La loro dissociazione ‘postuma’ – nessuno dei tre lavora più per Fox News – è contemporanea all’ennesima causa per diffamazione intentata contro la rete, accusata di avere diffuso e sostenuto false teorie cospirazioniste sulle elezioni presidenziali 2020, In aprile, il network aveva già concordato di pagare la cifra record di 787,5 milioni di dollari a Dominion Voting Systems come risarcimento perché suoi anchors ‘vedettes’ avevano divulgato false informazioni sulla tecnologia dell’azienda che produce macchinari per il voto.
La decisione sui media del giudice Doughty: contesto e impatto
La sentenza senza precedenti sui media del giudice Doughty fa discutere e suscita polemiche, ma è in linea con le ultime scelte giudiziarie effettuate dalla magistratura statunitense, fortemente condizionata dalle nomine dell’ ‘era Trump’. L’Amministrazione federale, intervenendo sui contenuti pubblicati dai social networks, rischia di violare il primo emendamento della Costituzione americana, quello che sancisce la libertà d’espressione.
La decisione dà un duro colpo all’impegno della Casa Bianca contro disinformazione e contenuti d’odio online ed è destinato a fare discutere democratici e repubblicani nei mesi a venire, man mano che verranno al pettine altre cause analoghe – sono una decina – e, soprattutto, verso la campagna per Usa 2024.
Nel caso ‘Missouri v. Biden’ i procuratori generali, repubblicani, del Missouri e della Louisiana hanno accusato l’Amministrazione di “un’operazione tentacolare di censura federale” per eliminare dai social contenuti “contrari alla sua agenda” come l’obbligo di mascherina durante la pandemia o il vaccino anti-Covid per i bambini. Inoltre, i conservatori contestano la soppressione di post relativi ai guai giudiziari del figlio del presidente, Hunter.

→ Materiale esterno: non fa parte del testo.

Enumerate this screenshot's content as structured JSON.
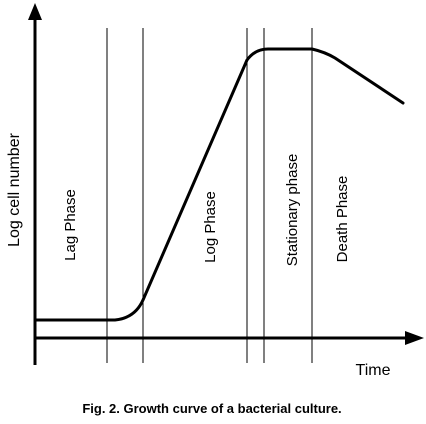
{
  "figure": {
    "caption": "Fig. 2. Growth curve of a bacterial culture.",
    "y_axis_label": "Log cell number",
    "x_axis_label": "Time",
    "phases": [
      {
        "label": "Lag Phase"
      },
      {
        "label": "Log Phase"
      },
      {
        "label": "Stationary phase"
      },
      {
        "label": "Death Phase"
      }
    ]
  },
  "colors": {
    "ink": "#000000",
    "background": "#ffffff"
  }
}
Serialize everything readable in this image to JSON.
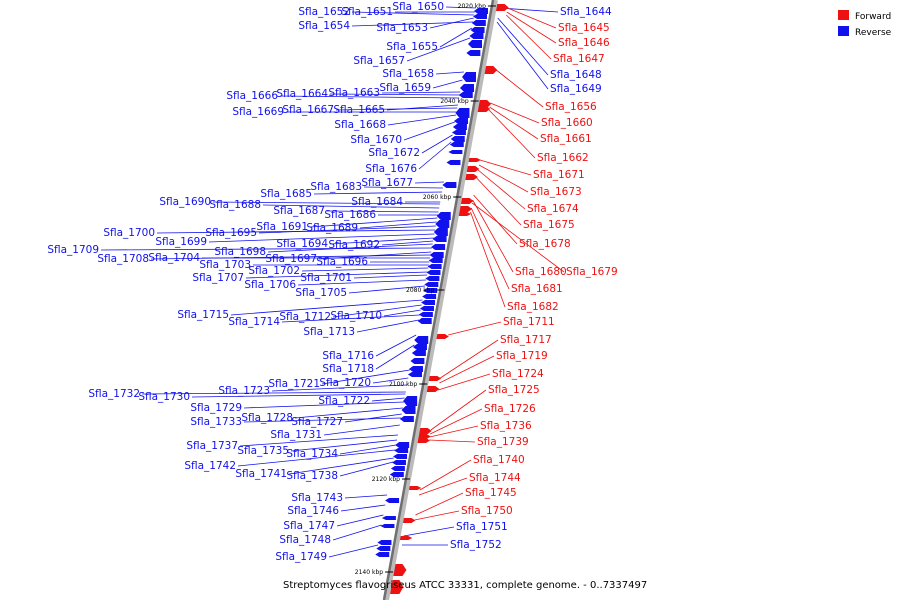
{
  "caption": "Streptomyces flavogriseus ATCC 33331, complete genome. - 0..7337497",
  "legend": [
    {
      "label": "Forward",
      "color": "#ee1111"
    },
    {
      "label": "Reverse",
      "color": "#1111ee"
    }
  ],
  "ticks": [
    "2020 kbp",
    "2040 kbp",
    "2060 kbp",
    "2080 kbp",
    "2100 kbp",
    "2120 kbp",
    "2140 kbp"
  ],
  "colors": {
    "forward": "#ee1111",
    "reverse": "#1111ee",
    "axis": "#808080"
  },
  "reverse_genes": [
    "Sfla_1650",
    "Sfla_1651",
    "Sfla_1652",
    "Sfla_1653",
    "Sfla_1654",
    "Sfla_1655",
    "Sfla_1657",
    "Sfla_1658",
    "Sfla_1659",
    "Sfla_1663",
    "Sfla_1664",
    "Sfla_1666",
    "Sfla_1665",
    "Sfla_1667",
    "Sfla_1669",
    "Sfla_1668",
    "Sfla_1670",
    "Sfla_1672",
    "Sfla_1676",
    "Sfla_1677",
    "Sfla_1683",
    "Sfla_1685",
    "Sfla_1684",
    "Sfla_1690",
    "Sfla_1688",
    "Sfla_1687",
    "Sfla_1686",
    "Sfla_1691",
    "Sfla_1689",
    "Sfla_1695",
    "Sfla_1700",
    "Sfla_1699",
    "Sfla_1694",
    "Sfla_1692",
    "Sfla_1698",
    "Sfla_1709",
    "Sfla_1697",
    "Sfla_1708",
    "Sfla_1704",
    "Sfla_1696",
    "Sfla_1703",
    "Sfla_1702",
    "Sfla_1707",
    "Sfla_1701",
    "Sfla_1706",
    "Sfla_1705",
    "Sfla_1715",
    "Sfla_1712",
    "Sfla_1710",
    "Sfla_1714",
    "Sfla_1713",
    "Sfla_1716",
    "Sfla_1718",
    "Sfla_1721",
    "Sfla_1720",
    "Sfla_1723",
    "Sfla_1732",
    "Sfla_1730",
    "Sfla_1722",
    "Sfla_1729",
    "Sfla_1728",
    "Sfla_1727",
    "Sfla_1733",
    "Sfla_1731",
    "Sfla_1737",
    "Sfla_1735",
    "Sfla_1734",
    "Sfla_1742",
    "Sfla_1741",
    "Sfla_1738",
    "Sfla_1743",
    "Sfla_1746",
    "Sfla_1747",
    "Sfla_1748",
    "Sfla_1749",
    "Sfla_1644",
    "Sfla_1648",
    "Sfla_1649",
    "Sfla_1751",
    "Sfla_1752"
  ],
  "forward_genes": [
    "Sfla_1645",
    "Sfla_1646",
    "Sfla_1647",
    "Sfla_1656",
    "Sfla_1660",
    "Sfla_1661",
    "Sfla_1662",
    "Sfla_1671",
    "Sfla_1673",
    "Sfla_1674",
    "Sfla_1675",
    "Sfla_1678",
    "Sfla_1680",
    "Sfla_1679",
    "Sfla_1681",
    "Sfla_1682",
    "Sfla_1711",
    "Sfla_1717",
    "Sfla_1719",
    "Sfla_1724",
    "Sfla_1725",
    "Sfla_1726",
    "Sfla_1736",
    "Sfla_1739",
    "Sfla_1740",
    "Sfla_1744",
    "Sfla_1745",
    "Sfla_1750"
  ]
}
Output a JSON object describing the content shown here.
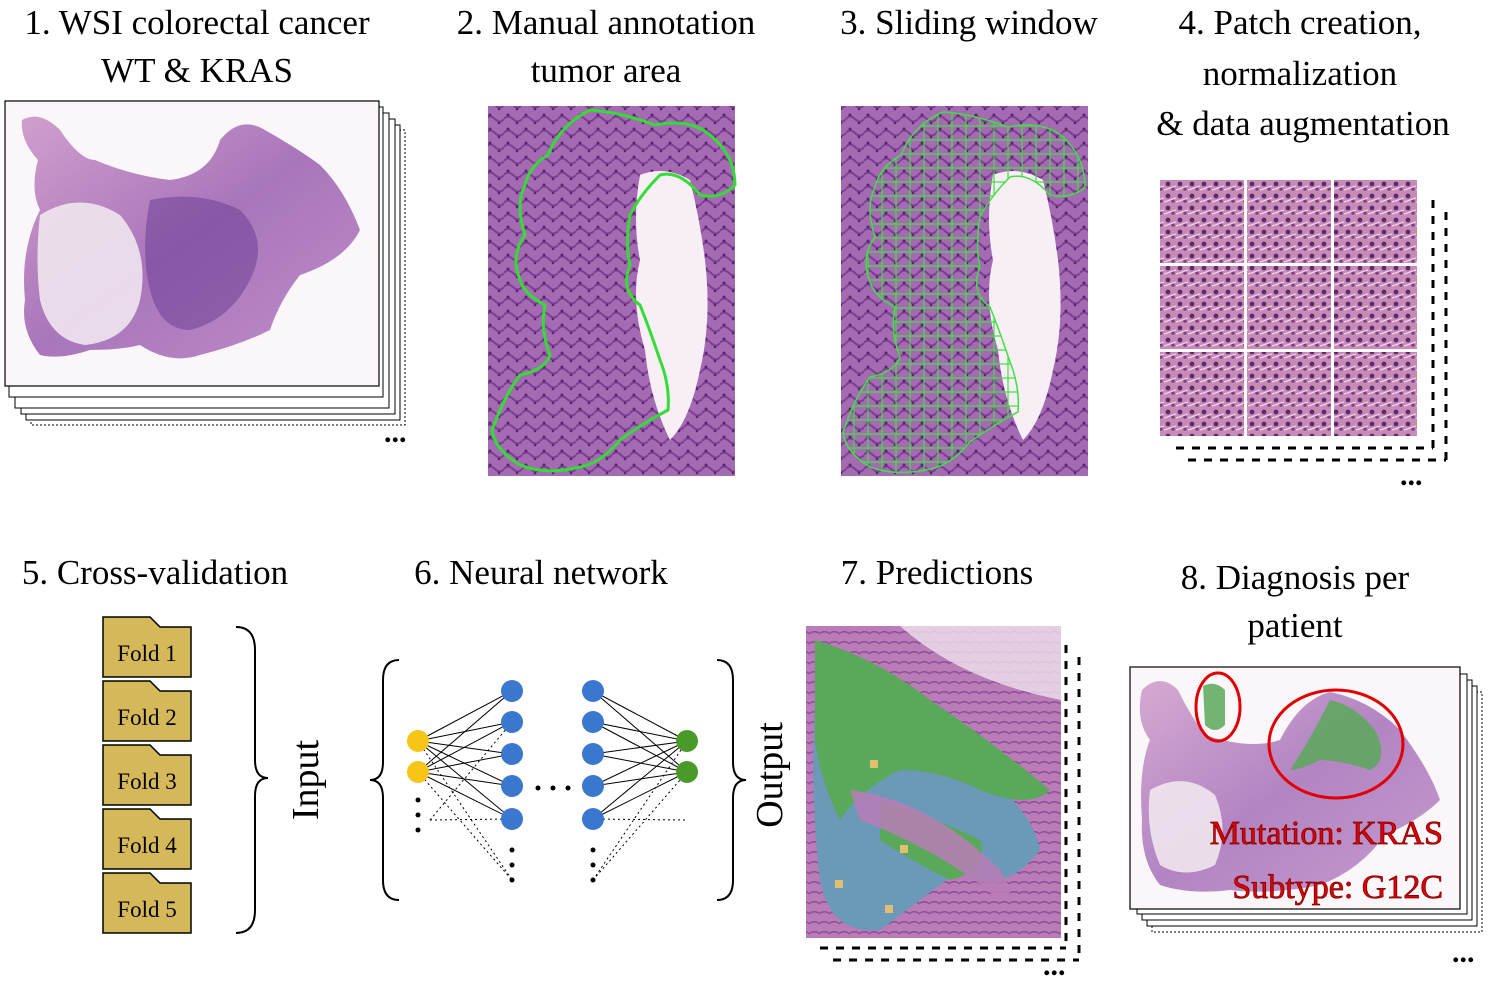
{
  "steps": {
    "s1": {
      "line1": "1. WSI colorectal cancer",
      "line2": "WT & KRAS"
    },
    "s2": {
      "line1": "2. Manual annotation",
      "line2": "tumor area"
    },
    "s3": {
      "line1": "3. Sliding window"
    },
    "s4": {
      "line1": "4. Patch creation,",
      "line2": "normalization",
      "line3": "& data augmentation"
    },
    "s5": {
      "line1": "5. Cross-validation"
    },
    "s6": {
      "line1": "6. Neural network"
    },
    "s7": {
      "line1": "7. Predictions"
    },
    "s8": {
      "line1": "8. Diagnosis per",
      "line2": "patient"
    }
  },
  "folds": [
    "Fold 1",
    "Fold 2",
    "Fold 3",
    "Fold 4",
    "Fold 5"
  ],
  "network": {
    "input_label": "Input",
    "output_label": "Output",
    "ellipsis": "..."
  },
  "diagnosis": {
    "mutation": "Mutation: KRAS",
    "subtype": "Subtype: G12C"
  },
  "colors": {
    "tissue_pink": "#d9a3cf",
    "tissue_purple": "#8a4fa3",
    "annotation_green": "#33dd33",
    "fold_fill": "#d4b85a",
    "input_node": "#f5c518",
    "hidden_node": "#3a78d0",
    "output_node": "#4a9a2a",
    "pred_green": "#5aa85a",
    "pred_blue": "#6a9ab8",
    "pred_yellow": "#e0c070",
    "result_red": "#e00000"
  }
}
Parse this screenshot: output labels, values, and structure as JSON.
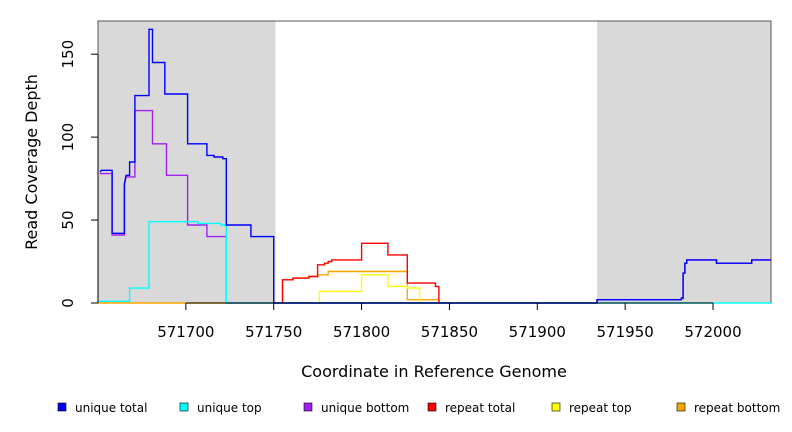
{
  "chart_data": {
    "type": "line",
    "line_style": "step",
    "xlabel": "Coordinate in Reference Genome",
    "ylabel": "Read Coverage Depth",
    "xlim": [
      571650,
      572033
    ],
    "ylim": [
      0,
      170
    ],
    "x_ticks": [
      571700,
      571750,
      571800,
      571850,
      571900,
      571950,
      572000
    ],
    "y_ticks": [
      0,
      50,
      100,
      150
    ],
    "shaded_regions": [
      {
        "x0": 571650,
        "x1": 571751,
        "color": "#d9d9d9"
      },
      {
        "x0": 571934,
        "x1": 572033,
        "color": "#d9d9d9"
      }
    ],
    "legend_position": "bottom",
    "series": [
      {
        "name": "unique total",
        "color": "#0000ff",
        "points": [
          [
            571651,
            79
          ],
          [
            571652,
            80
          ],
          [
            571658,
            80
          ],
          [
            571658,
            42
          ],
          [
            571665,
            42
          ],
          [
            571665,
            72
          ],
          [
            571666,
            77
          ],
          [
            571668,
            77
          ],
          [
            571668,
            85
          ],
          [
            571671,
            85
          ],
          [
            571671,
            125
          ],
          [
            571679,
            125
          ],
          [
            571679,
            165
          ],
          [
            571681,
            165
          ],
          [
            571681,
            145
          ],
          [
            571688,
            145
          ],
          [
            571688,
            126
          ],
          [
            571701,
            126
          ],
          [
            571701,
            96
          ],
          [
            571712,
            96
          ],
          [
            571712,
            89
          ],
          [
            571716,
            89
          ],
          [
            571716,
            88
          ],
          [
            571721,
            88
          ],
          [
            571721,
            87
          ],
          [
            571723,
            87
          ],
          [
            571723,
            47
          ],
          [
            571737,
            47
          ],
          [
            571737,
            40
          ],
          [
            571750,
            40
          ],
          [
            571750,
            0
          ],
          [
            571756,
            0
          ],
          [
            571756,
            0
          ],
          [
            571934,
            0
          ],
          [
            571934,
            2
          ],
          [
            571982,
            2
          ],
          [
            571982,
            3
          ],
          [
            571983,
            3
          ],
          [
            571983,
            18
          ],
          [
            571984,
            18
          ],
          [
            571984,
            24
          ],
          [
            571985,
            24
          ],
          [
            571985,
            26
          ],
          [
            572002,
            26
          ],
          [
            572002,
            24
          ],
          [
            572022,
            24
          ],
          [
            572022,
            26
          ],
          [
            572033,
            26
          ]
        ]
      },
      {
        "name": "unique top",
        "color": "#00ffff",
        "points": [
          [
            571650,
            1
          ],
          [
            571668,
            1
          ],
          [
            571668,
            9
          ],
          [
            571679,
            9
          ],
          [
            571679,
            49
          ],
          [
            571707,
            49
          ],
          [
            571707,
            48
          ],
          [
            571720,
            48
          ],
          [
            571720,
            47
          ],
          [
            571723,
            47
          ],
          [
            571723,
            0
          ],
          [
            571934,
            0
          ],
          [
            571934,
            0
          ],
          [
            572033,
            0
          ]
        ]
      },
      {
        "name": "unique bottom",
        "color": "#a020f0",
        "points": [
          [
            571651,
            78
          ],
          [
            571658,
            78
          ],
          [
            571658,
            41
          ],
          [
            571665,
            41
          ],
          [
            571665,
            71
          ],
          [
            571666,
            76
          ],
          [
            571671,
            76
          ],
          [
            571671,
            116
          ],
          [
            571681,
            116
          ],
          [
            571681,
            96
          ],
          [
            571689,
            96
          ],
          [
            571689,
            77
          ],
          [
            571701,
            77
          ],
          [
            571701,
            47
          ],
          [
            571712,
            47
          ],
          [
            571712,
            40
          ],
          [
            571723,
            40
          ],
          [
            571723,
            0
          ],
          [
            571934,
            0
          ],
          [
            571934,
            2
          ],
          [
            571982,
            2
          ],
          [
            571982,
            3
          ],
          [
            571983,
            3
          ],
          [
            571983,
            18
          ],
          [
            571984,
            18
          ],
          [
            571984,
            24
          ],
          [
            571985,
            24
          ],
          [
            571985,
            26
          ],
          [
            572002,
            26
          ],
          [
            572002,
            24
          ],
          [
            572022,
            24
          ],
          [
            572022,
            26
          ],
          [
            572033,
            26
          ]
        ]
      },
      {
        "name": "repeat total",
        "color": "#ff0000",
        "points": [
          [
            571755,
            0
          ],
          [
            571755,
            14
          ],
          [
            571761,
            14
          ],
          [
            571761,
            15
          ],
          [
            571770,
            15
          ],
          [
            571770,
            16
          ],
          [
            571775,
            16
          ],
          [
            571775,
            23
          ],
          [
            571779,
            23
          ],
          [
            571779,
            24
          ],
          [
            571781,
            24
          ],
          [
            571781,
            25
          ],
          [
            571783,
            25
          ],
          [
            571783,
            26
          ],
          [
            571800,
            26
          ],
          [
            571800,
            36
          ],
          [
            571815,
            36
          ],
          [
            571815,
            29
          ],
          [
            571826,
            29
          ],
          [
            571826,
            12
          ],
          [
            571842,
            12
          ],
          [
            571842,
            10
          ],
          [
            571844,
            10
          ],
          [
            571844,
            0
          ]
        ]
      },
      {
        "name": "repeat top",
        "color": "#ffff00",
        "points": [
          [
            571776,
            0
          ],
          [
            571776,
            7
          ],
          [
            571800,
            7
          ],
          [
            571800,
            17
          ],
          [
            571815,
            17
          ],
          [
            571815,
            10
          ],
          [
            571826,
            10
          ],
          [
            571826,
            9
          ],
          [
            571833,
            9
          ],
          [
            571833,
            0
          ]
        ]
      },
      {
        "name": "repeat bottom",
        "color": "#ffa500",
        "points": [
          [
            571650,
            0
          ],
          [
            571755,
            0
          ],
          [
            571755,
            14
          ],
          [
            571761,
            14
          ],
          [
            571761,
            15
          ],
          [
            571770,
            15
          ],
          [
            571770,
            16
          ],
          [
            571775,
            16
          ],
          [
            571775,
            17
          ],
          [
            571781,
            17
          ],
          [
            571781,
            19
          ],
          [
            571826,
            19
          ],
          [
            571826,
            2
          ],
          [
            571844,
            2
          ],
          [
            571844,
            0
          ]
        ]
      }
    ]
  }
}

In una sentenza di ben 155 pagine, il giudice Doughty ha stabilito che funzionari della Casa Bianca e delle agenzie federali non possono intervenire sui social networks per “incoraggiare, fare pressione o indurre la rimozione o la cancellazione di contenuti protetti dalla libertà di parola”.
Il procuratore del Missouri, Andrew Bailey ha esultato per questa decisione, “la più importante degli ultimi decenni”. Il giudice ha anche citato scambi di email intercorsi tra l’Amministrazione e le piattaforme. In una dell’aprile del 2021, l’ex direttore della strategia digitale della Casa Bianca, Rob Flaherty, scriveva a Google per esprimere la sensazione che contenuti pubblicati su Youtube inducevano ad “essere scettici” sul vaccino contro il Covid.
Per il momento, la Casa Bianca si è limitata a commentare che la decisione del giudice è all’esame del segretario alla Giustizia Merrick Garland, affermando che “i social networks sono responsabili dei contenuti che pubblicano e del loro impatto sul popolo americano”.
Nelle sue controdeduzioni all’azione giudiziaria di Missouri e Louisiana, l’Amministrazione aveva sostenuto che una misura del genere “avrebbe significativamente intaccato la capacità delle autorità federali di combattere malevole campagne d’influenza straniera, di perseguire il crimine, di tutelare la sicurezza nazionale e di fornire al pubblico informazioni accurate su temi di grande preoccupazione, come la salute e l’integrità del processo elettorale”.